The movie also manages a big tonal shift with surprising success. Up until Chicago all the films have take a similar approach to things like Independence Day where the focus has been first and foremost on cool looking explosions and destruction, with the huge loss of human life carefully ignored. Even in the first half of Dark of the Moon you have a car chase where the dozens of deaths caused don't even warrant a mention.
But in Chicago you get humans killed on camera (with a very nice disintegration effect), people running, crying and screaming. It should completely unbalance the film but works to suitably increase the tension, mainly thanks to Ironhide's nasty death being a nice clean divide between the two styles.
As a plus, the big problem of the previous films where it's often hard to tell who's who in battle is pretty much eliminated, things flow much better and there's very few “Where did he come from?” moments.
However, there are still two really odd editing moments. Firstly when Optimus gets separated from his trailer (and after fans have clamoured for it over the last four years we get to see why they never bothered with it in the first place, it cuts back on his mobility and makes him a bigger target. Cool weapons station though) we get him dramatically saying he's GOT to get it back for the flight equipment which seems to be setting up a mini action scene for him, only for him to show up two minutes later with the flight equipment without explanation. Which is a shame as a way of keeping him out of the main action for a little while fighting to get to the trailer would have been better than the subsequent tangled in wires moment.
There's also the oddness of the Autobots going from fighting like bloody minded bastards to being prisoners without explanation. Which is so confusing it actually undoes Que's rather sad execution, though the scene does rally round by making you think this is really going to be it for Bumblebee briefly.

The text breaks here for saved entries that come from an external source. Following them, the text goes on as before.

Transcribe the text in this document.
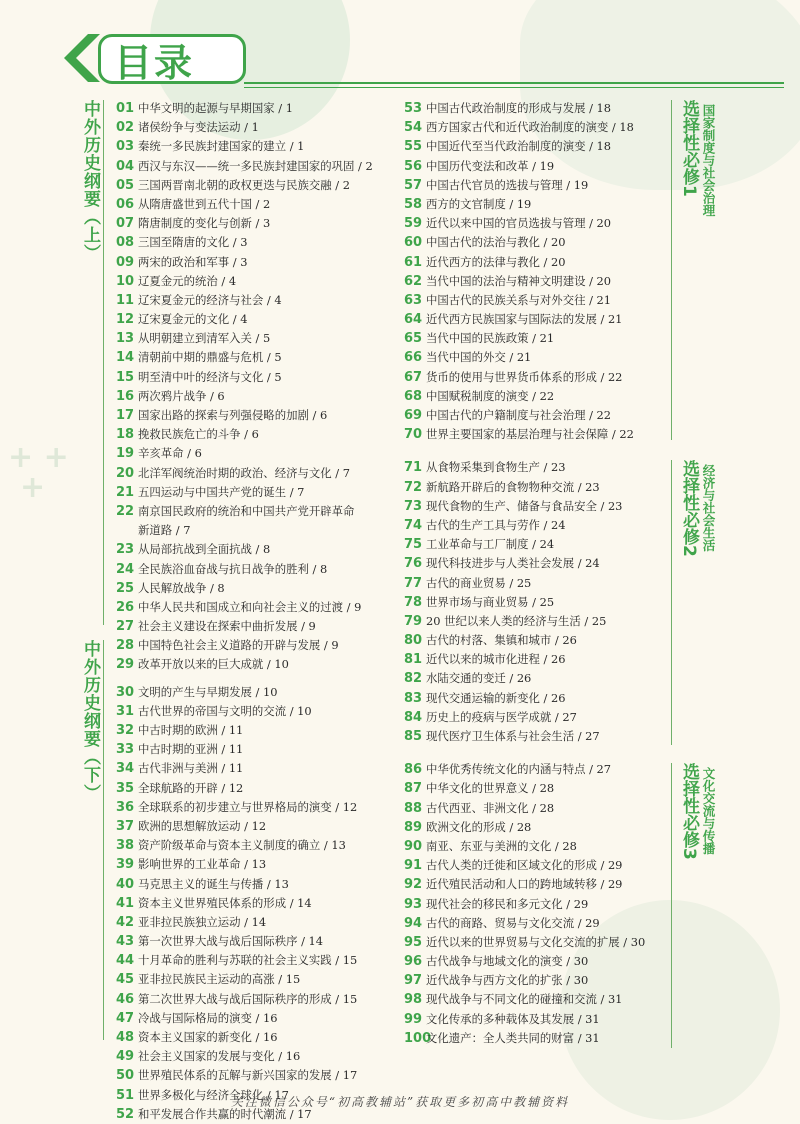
+ +
+
目录
中外历史纲要（上）
中外历史纲要（下）
选择性必修1 国家制度与社会治理
选择性必修2 经济与社会生活
选择性必修3 文化交流与传播
01 中华文明的起源与早期国家 / 1
02 诸侯纷争与变法运动 / 1
03 秦统一多民族封建国家的建立 / 1
04 西汉与东汉——统一多民族封建国家的巩固 / 2
05 三国两晋南北朝的政权更迭与民族交融 / 2
06 从隋唐盛世到五代十国 / 2
07 隋唐制度的变化与创新 / 3
08 三国至隋唐的文化 / 3
09 两宋的政治和军事 / 3
10 辽夏金元的统治 / 4
11 辽宋夏金元的经济与社会 / 4
12 辽宋夏金元的文化 / 4
13 从明朝建立到清军入关 / 5
14 清朝前中期的鼎盛与危机 / 5
15 明至清中叶的经济与文化 / 5
16 两次鸦片战争 / 6
17 国家出路的探索与列强侵略的加剧 / 6
18 挽救民族危亡的斗争 / 6
19 辛亥革命 / 6
20 北洋军阀统治时期的政治、经济与文化 / 7
21 五四运动与中国共产党的诞生 / 7
22 南京国民政府的统治和中国共产党开辟革命
新道路 / 7
23 从局部抗战到全面抗战 / 8
24 全民族浴血奋战与抗日战争的胜利 / 8
25 人民解放战争 / 8
26 中华人民共和国成立和向社会主义的过渡 / 9
27 社会主义建设在探索中曲折发展 / 9
28 中国特色社会主义道路的开辟与发展 / 9
29 改革开放以来的巨大成就 / 10
30 文明的产生与早期发展 / 10
31 古代世界的帝国与文明的交流 / 10
32 中古时期的欧洲 / 11
33 中古时期的亚洲 / 11
34 古代非洲与美洲 / 11
35 全球航路的开辟 / 12
36 全球联系的初步建立与世界格局的演变 / 12
37 欧洲的思想解放运动 / 12
38 资产阶级革命与资本主义制度的确立 / 13
39 影响世界的工业革命 / 13
40 马克思主义的诞生与传播 / 13
41 资本主义世界殖民体系的形成 / 14
42 亚非拉民族独立运动 / 14
43 第一次世界大战与战后国际秩序 / 14
44 十月革命的胜利与苏联的社会主义实践 / 15
45 亚非拉民族民主运动的高涨 / 15
46 第二次世界大战与战后国际秩序的形成 / 15
47 冷战与国际格局的演变 / 16
48 资本主义国家的新变化 / 16
49 社会主义国家的发展与变化 / 16
50 世界殖民体系的瓦解与新兴国家的发展 / 17
51 世界多极化与经济全球化 / 17
52 和平发展合作共赢的时代潮流 / 17
53 中国古代政治制度的形成与发展 / 18
54 西方国家古代和近代政治制度的演变 / 18
55 中国近代至当代政治制度的演变 / 18
56 中国历代变法和改革 / 19
57 中国古代官员的选拔与管理 / 19
58 西方的文官制度 / 19
59 近代以来中国的官员选拔与管理 / 20
60 中国古代的法治与教化 / 20
61 近代西方的法律与教化 / 20
62 当代中国的法治与精神文明建设 / 20
63 中国古代的民族关系与对外交往 / 21
64 近代西方民族国家与国际法的发展 / 21
65 当代中国的民族政策 / 21
66 当代中国的外交 / 21
67 货币的使用与世界货币体系的形成 / 22
68 中国赋税制度的演变 / 22
69 中国古代的户籍制度与社会治理 / 22
70 世界主要国家的基层治理与社会保障 / 22
71 从食物采集到食物生产 / 23
72 新航路开辟后的食物物种交流 / 23
73 现代食物的生产、储备与食品安全 / 23
74 古代的生产工具与劳作 / 24
75 工业革命与工厂制度 / 24
76 现代科技进步与人类社会发展 / 24
77 古代的商业贸易 / 25
78 世界市场与商业贸易 / 25
79 20 世纪以来人类的经济与生活 / 25
80 古代的村落、集镇和城市 / 26
81 近代以来的城市化进程 / 26
82 水陆交通的变迁 / 26
83 现代交通运输的新变化 / 26
84 历史上的疫病与医学成就 / 27
85 现代医疗卫生体系与社会生活 / 27
86 中华优秀传统文化的内涵与特点 / 27
87 中华文化的世界意义 / 28
88 古代西亚、非洲文化 / 28
89 欧洲文化的形成 / 28
90 南亚、东亚与美洲的文化 / 28
91 古代人类的迁徙和区域文化的形成 / 29
92 近代殖民活动和人口的跨地域转移 / 29
93 现代社会的移民和多元文化 / 29
94 古代的商路、贸易与文化交流 / 29
95 近代以来的世界贸易与文化交流的扩展 / 30
96 古代战争与地域文化的演变 / 30
97 近代战争与西方文化的扩张 / 30
98 现代战争与不同文化的碰撞和交流 / 31
99 文化传承的多种载体及其发展 / 31
100文化遗产：全人类共同的财富 / 31
关注微信公众号“初高教辅站”获取更多初高中教辅资料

However, minor flaws aside this is still a decent send off for Bay on Transformers. It won't convert anyone who didn't enjoy the second one, but for those who did it builds up on the momentum created over the three films to build up to a seemingly final (but of course, not so final there could never be another one) climax that feels like a worthy end.
Of course, with all the named Decepticons dead we need new villains as well, and whilst there's nothing in theory to stop them bringing back Megatron and anyone else once more, I would personally look to the Generation 2 comic for inspiration. The idea of a group of Decepticons having been off making their own Empire across the galaxy whilst Prime has been on Earth is still a good one that ups the stakes considerably, the scene in the comic where Prime realises with horror all he's been through is just a minor side show to the real Decepticon activity is something I can easily see his film counterpart doing well.
Whilst that sort of speculation might be getting ahead of myself (and no doubt any future film will be nothing like that), it does show Bay's greatest contribution to Transformers, he's given it a future. Even for fans who don't like the films, the state of the cartoons and toys we've had off the back of that first movie's success have been a quantum leap forward over pretty much everything since Robots in Disguise at the start of the century (shame the comics are still crap, but at least they've been consistently so). And Transformers as a whole is no longer than thing from the 80's that's carried on in various low key less successful forms, it's popularity is now higher than it's ever been, with a wider age range than it's even been enjoyed by. Even to the point my Mother loved the first film. After twenty years of slagging the '86 movie off.
It's an extraordinary time to be a Transformers fan, and even for non-film followers it's a golden age. And, as smug and egocentric as he may well be, it's Michael Bay we have to thank for that.